The current consensus on the treatment of PCNSL with eye involvement is systemic high-dose MTX-based chemotherapy with radiation to the globes.3 Isolated eye disease should be treated similarly,although complications from radiation and promising results with systemic high-dose MTX regimens may indicate that the latter is a better choice. Recurrence of intraocular lymphoma alone should be treated with intravitreal MTX. Future studies are needed to determine the optimal high-dose MTX-based chemotherapy regimens, the role of radiation, and the role of intravitreal MTX in initial disease presentation. Future therapeutic regimens may also include rituximab, a monoclonal antibody against CD20, which has been shown to have activity in systemic lymphoma.97-99 Due to poor penetration of blood-brain barrier,rituximab will likely require intrathecal and intravitreal administration in the treatment of PCNSL and PIOL.100-102
Conclusions
PIOL is a subset of PCNSL that presents initially in the eye with no involvement of the brain, spinal cord, meninges, or CSF, although future CNS involvement is likely to occur. The diagnosis should be considered in middle-aged to elderly patients who develop prolonged intraocular inflammation that fails to respond to immunosuppressive treatment (so-called uveitis masquerade syndrome). Workup includes neuroimaging, lumbar puncture with CSF cytology and, if needed, diagnostic vitrectomy or ocular tissue biopsy. Measurement of intraocular cytokine levels and detection of immunoglobulin gene rearrangements in lymphoma cells may facilitate the diagnosis.

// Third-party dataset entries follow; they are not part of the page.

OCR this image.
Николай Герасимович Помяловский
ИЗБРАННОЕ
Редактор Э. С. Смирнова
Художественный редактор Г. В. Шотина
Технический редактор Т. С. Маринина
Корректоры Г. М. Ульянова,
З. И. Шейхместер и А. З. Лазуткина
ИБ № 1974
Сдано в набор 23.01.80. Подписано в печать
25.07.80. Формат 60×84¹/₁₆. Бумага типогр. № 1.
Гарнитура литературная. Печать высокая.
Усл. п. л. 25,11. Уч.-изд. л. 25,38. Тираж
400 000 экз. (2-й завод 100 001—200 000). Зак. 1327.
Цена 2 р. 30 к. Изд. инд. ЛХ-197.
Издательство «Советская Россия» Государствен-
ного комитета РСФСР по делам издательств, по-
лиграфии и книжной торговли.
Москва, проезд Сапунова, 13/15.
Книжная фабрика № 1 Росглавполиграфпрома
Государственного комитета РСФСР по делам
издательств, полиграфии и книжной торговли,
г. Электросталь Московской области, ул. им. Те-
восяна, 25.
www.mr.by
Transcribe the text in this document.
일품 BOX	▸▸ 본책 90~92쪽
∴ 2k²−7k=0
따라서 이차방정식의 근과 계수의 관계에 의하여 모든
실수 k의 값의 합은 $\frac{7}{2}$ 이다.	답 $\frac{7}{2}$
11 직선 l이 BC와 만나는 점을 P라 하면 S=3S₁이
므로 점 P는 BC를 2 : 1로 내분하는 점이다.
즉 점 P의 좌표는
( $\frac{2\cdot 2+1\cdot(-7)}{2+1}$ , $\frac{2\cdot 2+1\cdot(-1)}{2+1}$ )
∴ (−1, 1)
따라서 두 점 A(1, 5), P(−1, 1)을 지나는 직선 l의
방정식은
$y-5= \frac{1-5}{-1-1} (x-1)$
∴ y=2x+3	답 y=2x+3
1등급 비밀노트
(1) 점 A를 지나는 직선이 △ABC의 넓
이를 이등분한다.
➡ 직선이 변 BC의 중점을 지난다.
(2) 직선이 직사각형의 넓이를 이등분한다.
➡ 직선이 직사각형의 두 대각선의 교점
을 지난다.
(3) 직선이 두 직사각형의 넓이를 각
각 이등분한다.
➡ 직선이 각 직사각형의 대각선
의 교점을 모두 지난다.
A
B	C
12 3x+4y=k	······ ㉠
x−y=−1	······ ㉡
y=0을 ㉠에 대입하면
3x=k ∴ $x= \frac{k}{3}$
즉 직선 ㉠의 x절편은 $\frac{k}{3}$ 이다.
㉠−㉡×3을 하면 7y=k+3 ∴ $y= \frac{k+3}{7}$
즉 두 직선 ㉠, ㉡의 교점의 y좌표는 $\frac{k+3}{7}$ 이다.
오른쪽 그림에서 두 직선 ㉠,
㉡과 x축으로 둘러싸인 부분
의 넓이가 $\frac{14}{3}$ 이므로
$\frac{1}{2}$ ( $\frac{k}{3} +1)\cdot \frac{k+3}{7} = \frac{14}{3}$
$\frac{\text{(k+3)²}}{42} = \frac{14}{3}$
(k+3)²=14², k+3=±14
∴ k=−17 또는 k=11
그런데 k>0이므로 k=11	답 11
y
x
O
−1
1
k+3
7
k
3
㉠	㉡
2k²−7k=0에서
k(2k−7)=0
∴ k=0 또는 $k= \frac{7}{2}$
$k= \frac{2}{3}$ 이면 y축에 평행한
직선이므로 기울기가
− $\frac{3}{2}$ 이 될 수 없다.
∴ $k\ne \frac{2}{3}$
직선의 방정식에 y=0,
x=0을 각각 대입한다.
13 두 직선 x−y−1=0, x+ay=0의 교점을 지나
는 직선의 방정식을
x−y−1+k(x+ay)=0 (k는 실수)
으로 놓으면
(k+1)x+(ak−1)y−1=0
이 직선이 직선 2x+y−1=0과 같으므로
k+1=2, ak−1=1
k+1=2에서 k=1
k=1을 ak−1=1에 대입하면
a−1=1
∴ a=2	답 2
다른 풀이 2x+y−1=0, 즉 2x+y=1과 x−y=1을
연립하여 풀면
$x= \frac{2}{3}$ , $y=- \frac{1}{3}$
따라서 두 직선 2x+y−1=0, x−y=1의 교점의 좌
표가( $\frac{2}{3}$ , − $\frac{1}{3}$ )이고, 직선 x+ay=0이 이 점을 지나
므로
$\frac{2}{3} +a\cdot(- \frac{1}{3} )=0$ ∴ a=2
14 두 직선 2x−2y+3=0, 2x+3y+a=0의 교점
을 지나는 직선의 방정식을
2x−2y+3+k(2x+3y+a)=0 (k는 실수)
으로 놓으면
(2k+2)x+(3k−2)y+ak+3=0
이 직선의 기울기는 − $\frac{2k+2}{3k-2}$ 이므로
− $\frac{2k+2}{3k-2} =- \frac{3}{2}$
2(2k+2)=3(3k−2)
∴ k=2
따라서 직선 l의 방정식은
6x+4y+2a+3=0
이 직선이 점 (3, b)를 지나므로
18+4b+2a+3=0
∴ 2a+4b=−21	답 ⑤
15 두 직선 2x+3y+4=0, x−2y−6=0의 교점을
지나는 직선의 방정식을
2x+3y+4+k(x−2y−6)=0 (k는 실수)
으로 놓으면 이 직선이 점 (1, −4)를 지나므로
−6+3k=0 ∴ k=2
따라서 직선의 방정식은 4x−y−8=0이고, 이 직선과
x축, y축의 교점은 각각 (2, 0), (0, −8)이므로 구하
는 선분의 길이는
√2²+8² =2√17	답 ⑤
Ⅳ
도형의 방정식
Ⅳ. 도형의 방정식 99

The optimal treatment of PIOL is yet to be determined and requires collaboration between the ophthalmologist and a neurooncologist. While the prognosis of this disease remains poor, current research efforts aimed at early diagnosis and emerging treatment modalities may help to improve survival. In addition, new data on the possible role of infectious agents in B-cell transformation, such as human herpesvirus 8, Epstein-Barr virus, and Toxoplasma gondii could some day lead to prevention.50
Abbreviations used in this paper
- CSF
cerebrospinal fluid
- IgH
heavy chain immunoglobulin
- Mbr
major breakpoint region
- mcr
minor cluster region
- MTX
methotrexate
- PCNSL
primary central nervous system lymphoma
- PIOL
primary intraocular lymphoma
- RPE
retinal pigment epithelium
Footnotes
No significant relationship exists between the authors and the companies/organizations whose products or services may be referenced in this article.